California’s COVID-19 Surge Sparks Battle Between Hospitals and Nurses Over Workload
Source: KQED, by April Dembosky
Telemetry nurses in California normally take care of four patients at once. But after the state relaxed California’s unique nurse-to-patient ratios in mid-December, Nerissa Black has to keep track of six.
And those six patients are really sick: They all need constant electronic monitoring and many of them are being treated simultaneously for a stroke and COVID-19, or a heart attack and COVID-19. Black says she’s worried she’ll miss something or make a mistake.
“We are given 50% more patients and we’re expected to do 50% more things with the same amount of time,” says Black, who has worked at the Henry Mayo Newhall Hospital in Valencia, California for the last seven years. “I go home and I feel like I could have done more. I don’t feel like I’m giving the care to my patients like a human being deserves.”
As COVID-19 patients continue to flood California emergency rooms, hospitals are increasingly desperate to find enough staff to care for all of them. Now the state is asking nurses to take care of more patients at once than they normally would, watering down their union’s most sacrosanct job protection: a nurse-to-patient ratio law that exists only in California.
“We need to temporarily — very short-term, temporarily — look a little bit differently in terms of our staffing needs,” said Gov. Gavin Newsom on Dec. 11, after quietly allowing hospitals to shift their nurse-to-patient ratios without first getting approval from the state.
Since then, 170 hospitals, mainly in Southern California, have been operating under the new pandemic ratios: ICU nurses can now care for three patients instead of two. Emergency room and telemetry nurses can now care for six patients instead of four. Medical-surgical nurses are looking after seven patients instead of five.
Nurses have taken to the streets in protest, holding socially distant demonstrations across the state, shouting and carrying posters that read “Ratios Save Lives.” The union — the California Nurses Association — says the staffing shortage is a result of bad hospital management: It accuses hospitals of putting profits over preparing for a surge by laying off nurses over the summer, then not hiring or training enough for the winter.
“It seems hospitals have been more reactive than proactive in their staffing,” Black said.
But hospitals say this is an unprecedented pandemic that has spiraled beyond their control. Now, in the current surge, four times as many Californians are testing positive for the coronavirus as did during the summer peak. Up to 7,000 new coronavirus patients could soon be coming to California hospitals every day, according to Carmela Coyle, president and CEO of the California Hospital Association.
“This is catastrophic and we cannot dodge this math,” Coyle said. “We are simply out of nurses, out of doctors, out of respiratory therapists.”
The state has asked the federal government to send additional staff, including 200 medical personnel from the U.S. Department of Defense. It’s also tried to revive the California Health Corps, an initiative to recruit retired health workers to come back to work, but that has yielded few people with the qualifications needed to care for COVID-19 patients.

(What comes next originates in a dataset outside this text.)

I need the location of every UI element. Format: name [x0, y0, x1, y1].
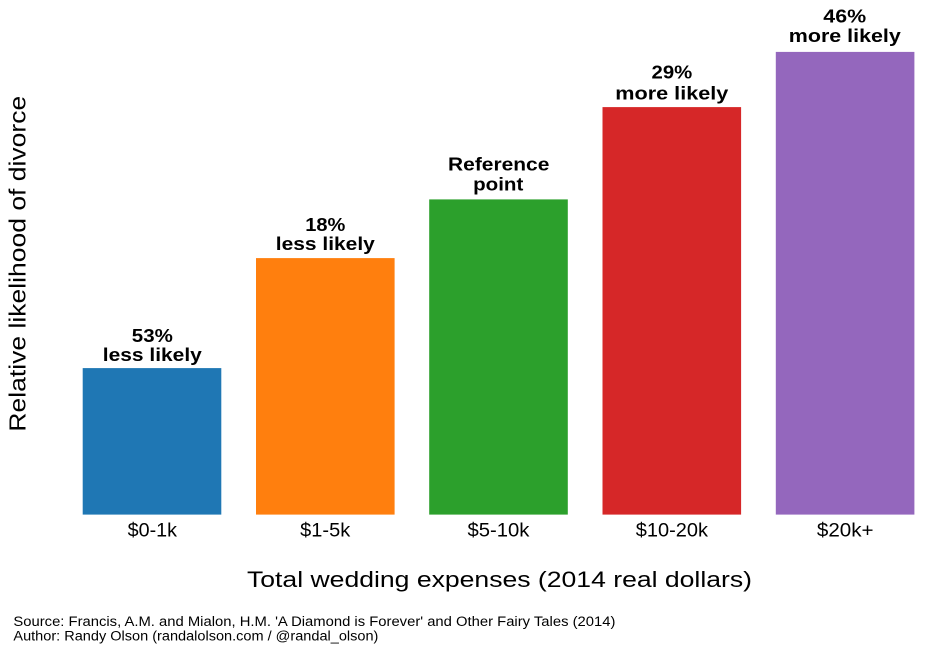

And hiring contract nurses from temporary staffing agencies or other states is all but impossible, Coyle says.
“Because California surged early during the summer and other parts of the United States then surged afterwards,” she said, “those travel nurses are taken.”
The next step for hospitals is to try team nursing, Coyle says, which entails pulling nurses from other departments, like the operating room, for example, and partnering them with experienced critical care nurses to help care for COVID-19 patients.
Joanne Spetz, an economics professor and expert in health care workforce issues at UCSF, says hospitals should have started training nurses for team care over the summer in anticipation of a winter surge, but they didn’t, either because of costs – hospitals lost a lot of revenue from canceled elective surgeries that could have paid for training – or because of excessive optimism.
“California was doing so well,” she said. “It was easy for all of us to believe that we kind of got it under control, and I think there was a lot of belief that we would be able to maintain that.”
The nurses union has reason to be defensive of the patient ratio law, Spetz says. It took 10 years before it was passed by the Legislature in 1999, then several more to get through multiple court challenges, including one from then-Gov. Arnold Schwarzenegger.
“I’m always kicking their butt, that’s why they don’t like me,” Schwarzenegger famously said of nurses, drawing broad ire from the union and its allies.
Nurses prevailed, in both the court of public opinion and the law, and the ratios took effect in 2004. But the long battle has made the union fiercely protective of its win. It’s even accused hospitals of “disaster capitalism;” using the pandemic to try to roll back ratios for good. Hospitals deny this and Spetz says it’s unlikely.
The public can see that nurses are overworked and burned out by the pandemic, she says, so there would be little support for cutting back their job protections once it’s over.
“To go in and say, ‘Oh, you clearly did so well without ratios when we let you waive them, so let’s just eliminate them entirely,’ I think would be just adding insult to moral injury to nurses,” Spetz said.